Sejenak aku berpikir, apakah aku pantas, 
Lily, mungkin aku jauh dari kata pantas, tetapi selama ini aku berusaha menjadi seseorang yang pantas untukmu...
Kupelajari banyak hal yang orang-orang belum mampu pelajari untuk menunjukkan bahwa aku pantas untukmu....
Aku bergaul dengan orang-orang hebat, yang ditangan mereka, dunia akan berpusar,
agar tak ada satupun yang berani menganggapmu rendah,
karena kau tetap murni untukku...
Walaupun kau memandang rendah teman-temanku....
Tak apa, 
terpenting darimu, terlepas dari kau anggap apa sekarang aku ini,
Kau melihat diriku apa adanya, dengan segenap rasa cintaku padamu,
Bahwa aku tetap...
Tetap temanmu, dan selamanya akan begitu...
Aku tahu kau mampu untuk itu...
Lily aku mencintaimu...


Oh iya Lily, apakah aku sudah memberitahumu? Sudah beberapa lama sih, tapi aku belum menunjukkannya padamu, maaf... tapi aku berjanji suatu saat kau akan melihatnya. Patronusku rusa, rusa betina perak.


Love

Severus
 


Snape menggulung rapi perkamen dengan lambaian tongkat sihirnya, membentuk gulungan ketat yang kemudian diikatnya dengan pita berwarna perak. Ia belum pernah merasa semengenaskan seperti saat ini. Saat ini perasaannya begitu gamblang, penuh dengan keragu-raguan.
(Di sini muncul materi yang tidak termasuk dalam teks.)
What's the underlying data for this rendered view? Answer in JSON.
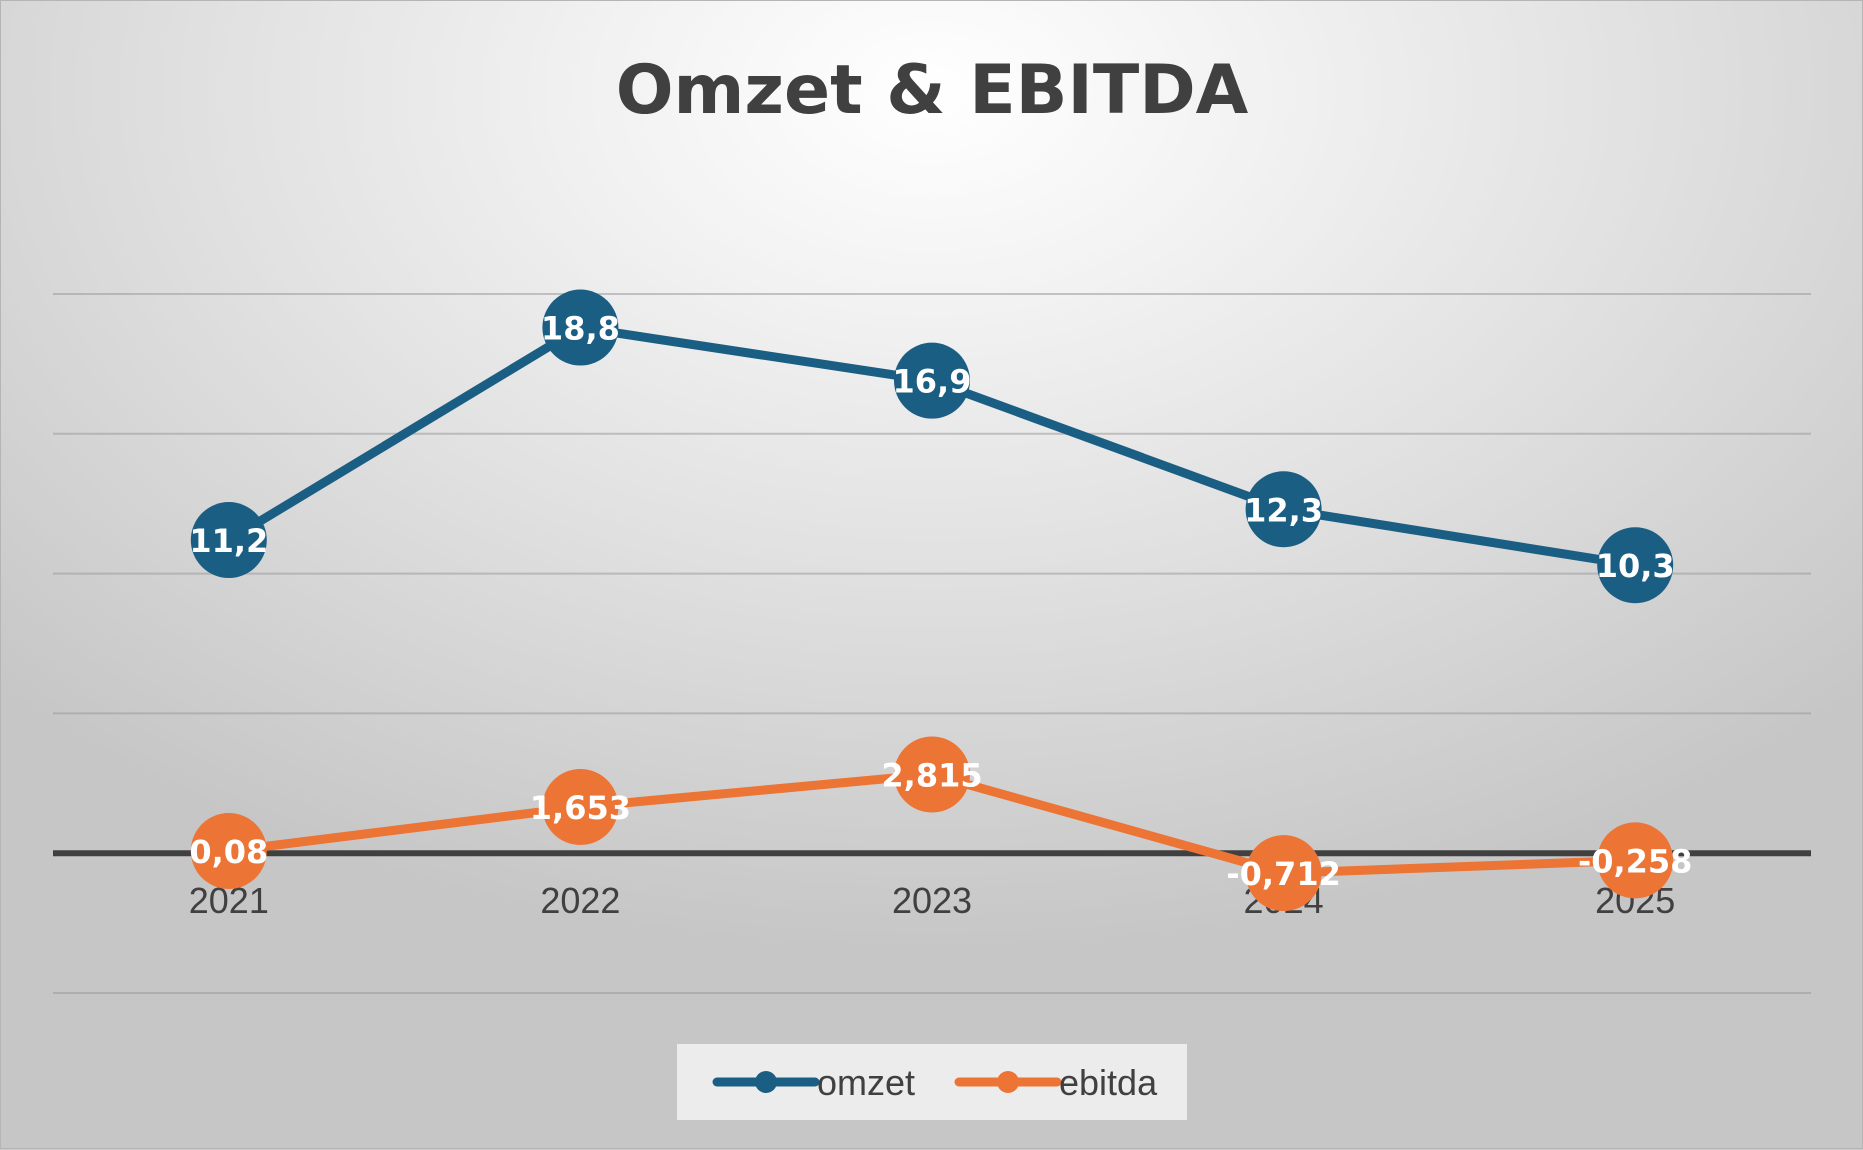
{
  "chart_data": {
    "type": "line",
    "title": "Omzet & EBITDA",
    "categories": [
      "2021",
      "2022",
      "2023",
      "2024",
      "2025"
    ],
    "series": [
      {
        "name": "omzet",
        "values": [
          11.2,
          18.8,
          16.9,
          12.3,
          10.3
        ],
        "labels": [
          "11,2",
          "18,8",
          "16,9",
          "12,3",
          "10,3"
        ],
        "color": "#1b5e83"
      },
      {
        "name": "ebitda",
        "values": [
          0.08,
          1.653,
          2.815,
          -0.712,
          -0.258
        ],
        "labels": [
          "0,08",
          "1,653",
          "2,815",
          "-0,712",
          "-0,258"
        ],
        "color": "#ec7434"
      }
    ],
    "ylim": [
      -5,
      20
    ],
    "gridlines": [
      -5,
      5,
      10,
      15,
      20
    ],
    "grid": true,
    "zero_line_color": "#404040",
    "legend_position": "bottom"
  }
}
Ia hanya sedikit terganggu dari kegiatannya, karena seekor laba-laba hitam turun melewati mejanya.

Snape biasanya selalu merasa bersemangat kalau menyangkut soal Lily. Selalu seperti itu, seperti cipratan cairan kuning keemasan Felix Felicis yang keluar dari kuali, seperti menari. Seperti euforia yang meluap-luap dari dalam dirinya bertahun-tahun lalu saat melihat Lily dan kakaknya dari kejauhan, melihat bagaimana Lily mendemonstrasikan sihirnya tanpa mengetahui bahwa ia penyihir.  Tapi ia tahu, Snape tahu. Seperti memiliki suatu rahasia yang ingin cepat-cepat ia bagikan, seolah kebahagiaannya dapat membuat ia selamanya bahagia, dapat menukar kehidupannya saat itu. Rahasia yang selalu dibawanya untuk dipersembahkan kepada Lily, sejak pertama kali ia melihatnya dan Snape begitu bersemangat ingin memberitahunya, ingin menjadi orang pertama yang menyadari ini, bahkan dari Lily sendiri. 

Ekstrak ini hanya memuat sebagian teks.